The starting point for most people when judging nutritional content is the US Food & Drug Administration’s Recommended Daily Allowance (RDA). This is because vitamin and food labels showing a “% daily value” are using numbers based on the RDA. However, the RDA has some real limitations. The most important one is that it is not an optimal value, but rather a minimum value to prevent short-term malnutrition. RDAs also tend to lag behind current research. For instance, many new nutrients that appear to have major health benefits (such as lycopene) aren’t included in the RDA.

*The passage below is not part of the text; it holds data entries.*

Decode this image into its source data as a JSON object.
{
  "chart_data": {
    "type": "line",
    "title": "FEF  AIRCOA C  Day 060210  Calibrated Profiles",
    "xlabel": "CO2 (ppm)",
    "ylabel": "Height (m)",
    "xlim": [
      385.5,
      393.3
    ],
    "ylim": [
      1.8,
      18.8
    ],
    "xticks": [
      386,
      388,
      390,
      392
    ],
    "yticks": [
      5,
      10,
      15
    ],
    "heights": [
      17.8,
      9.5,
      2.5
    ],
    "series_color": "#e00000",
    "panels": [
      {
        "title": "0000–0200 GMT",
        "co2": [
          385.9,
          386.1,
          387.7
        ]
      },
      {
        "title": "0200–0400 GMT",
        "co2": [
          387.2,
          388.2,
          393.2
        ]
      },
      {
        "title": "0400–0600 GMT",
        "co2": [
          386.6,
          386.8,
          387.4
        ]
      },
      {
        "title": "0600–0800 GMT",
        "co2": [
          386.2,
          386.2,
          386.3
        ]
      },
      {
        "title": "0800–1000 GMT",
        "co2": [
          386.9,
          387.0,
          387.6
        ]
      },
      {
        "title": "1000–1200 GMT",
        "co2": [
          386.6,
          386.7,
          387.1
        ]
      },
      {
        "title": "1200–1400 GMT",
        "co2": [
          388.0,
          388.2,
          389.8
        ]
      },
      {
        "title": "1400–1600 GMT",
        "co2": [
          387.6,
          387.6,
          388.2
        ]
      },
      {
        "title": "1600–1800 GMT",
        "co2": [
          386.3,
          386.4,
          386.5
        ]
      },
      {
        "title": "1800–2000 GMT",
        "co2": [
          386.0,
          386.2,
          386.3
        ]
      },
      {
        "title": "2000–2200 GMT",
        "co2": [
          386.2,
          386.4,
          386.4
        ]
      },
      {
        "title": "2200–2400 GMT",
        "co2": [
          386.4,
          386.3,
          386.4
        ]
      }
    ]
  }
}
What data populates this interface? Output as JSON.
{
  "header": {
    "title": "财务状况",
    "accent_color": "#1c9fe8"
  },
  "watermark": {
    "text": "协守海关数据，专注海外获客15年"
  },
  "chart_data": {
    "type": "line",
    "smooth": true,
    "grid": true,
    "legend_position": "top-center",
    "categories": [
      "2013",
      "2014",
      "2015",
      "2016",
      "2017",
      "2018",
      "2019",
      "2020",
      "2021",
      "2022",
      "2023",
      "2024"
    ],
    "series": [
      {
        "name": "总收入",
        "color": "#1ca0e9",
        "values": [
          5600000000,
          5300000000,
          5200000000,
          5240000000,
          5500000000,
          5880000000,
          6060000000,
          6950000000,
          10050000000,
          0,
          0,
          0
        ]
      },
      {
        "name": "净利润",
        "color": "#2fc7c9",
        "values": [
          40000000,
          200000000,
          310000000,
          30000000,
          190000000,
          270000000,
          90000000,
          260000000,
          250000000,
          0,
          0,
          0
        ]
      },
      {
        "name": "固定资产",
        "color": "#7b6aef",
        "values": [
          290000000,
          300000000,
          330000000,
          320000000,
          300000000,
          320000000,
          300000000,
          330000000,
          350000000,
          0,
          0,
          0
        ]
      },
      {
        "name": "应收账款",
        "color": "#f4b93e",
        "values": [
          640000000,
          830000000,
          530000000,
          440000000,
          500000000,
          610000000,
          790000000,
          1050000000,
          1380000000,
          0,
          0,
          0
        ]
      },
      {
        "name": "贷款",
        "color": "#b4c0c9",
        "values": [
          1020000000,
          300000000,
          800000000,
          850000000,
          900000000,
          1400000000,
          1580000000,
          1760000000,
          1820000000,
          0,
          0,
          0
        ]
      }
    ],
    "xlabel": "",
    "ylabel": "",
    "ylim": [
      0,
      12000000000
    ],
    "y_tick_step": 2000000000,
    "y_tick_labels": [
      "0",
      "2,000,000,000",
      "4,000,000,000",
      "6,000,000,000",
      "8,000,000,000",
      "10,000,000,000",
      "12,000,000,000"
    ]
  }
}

Most over-the-counter multivitamins are going to give you a flat 100% RDA of all the major vitamins and minerals. For most people this is probably fine, although there are some points to consider:

1) Women will want supplements with more folic acid and iron. Folic acid prevents birth defects, and women need 50% more iron than men, on average. Women are also much more prone to iron deficiency anemia than men.

2) Men will want supplements without iron. Men need less iron than women generally, and excess iron intake is associated with health problems in men.

3) As noted, 100% of the RDA is not really an optimum value.

The flipside to the “RDA is not enough” argument is that there is no convenient alternative to it, just a series of arguments over what the optimum amount should be, making it hard to decide what you should and shouldn’t take. So while it is hard to hurt yourself by taking even large doses of most vitamins (only vitamin D and the retinol form of vitamin A have significant toxicity), it is also hard to know if you’re doing yourself much good, either.

So what do I recommend? It depends. Most people probably just want to make sure they don’t have any obvious dietary deficiencies, and so would be well served by simply taking a basic multivitamin like Centrum. Pick your brands based on the ones that pass testing for content & purity and leave it at that (their test result summaries are free, or you can pay a fee to see their complete test write-ups).

For people who want optimal nutrition and are willing to pay for it to the tune of about $38/month, I’d suggest looking into AOR's Ortho-Core.

AOR seems to be alone among the premium multivitamin makers in that it actually makes a credible attempt to back up its formulation scientifically. They don’t include a lot of unproven herbal ingredients, and keep their doses of retinol and D well below the FDA’s tolerable upper intake levels (UL) for safety. It is iron-free, so women will probably want to add a separate iron supplement, but it already contains a good amount of folic acid (more than the RDA, but well below the UL).

You should take the above article with a grain of salt, just like any other manufacturer’s statements, but AOR seems to do a much better job backing its formulation decisions than any other vitamin maker that I know of. In particular, I appreciate the fact that they cite real scientific studies from credible outside sources. If you’re interested in Ortho-Core, the best price I’ve found for it online for US customers is (order 2 bottles and you get free shipping).

I don't have kind of interest in AOR or, incidentally; I'm just a consumer who likes what they have to offer.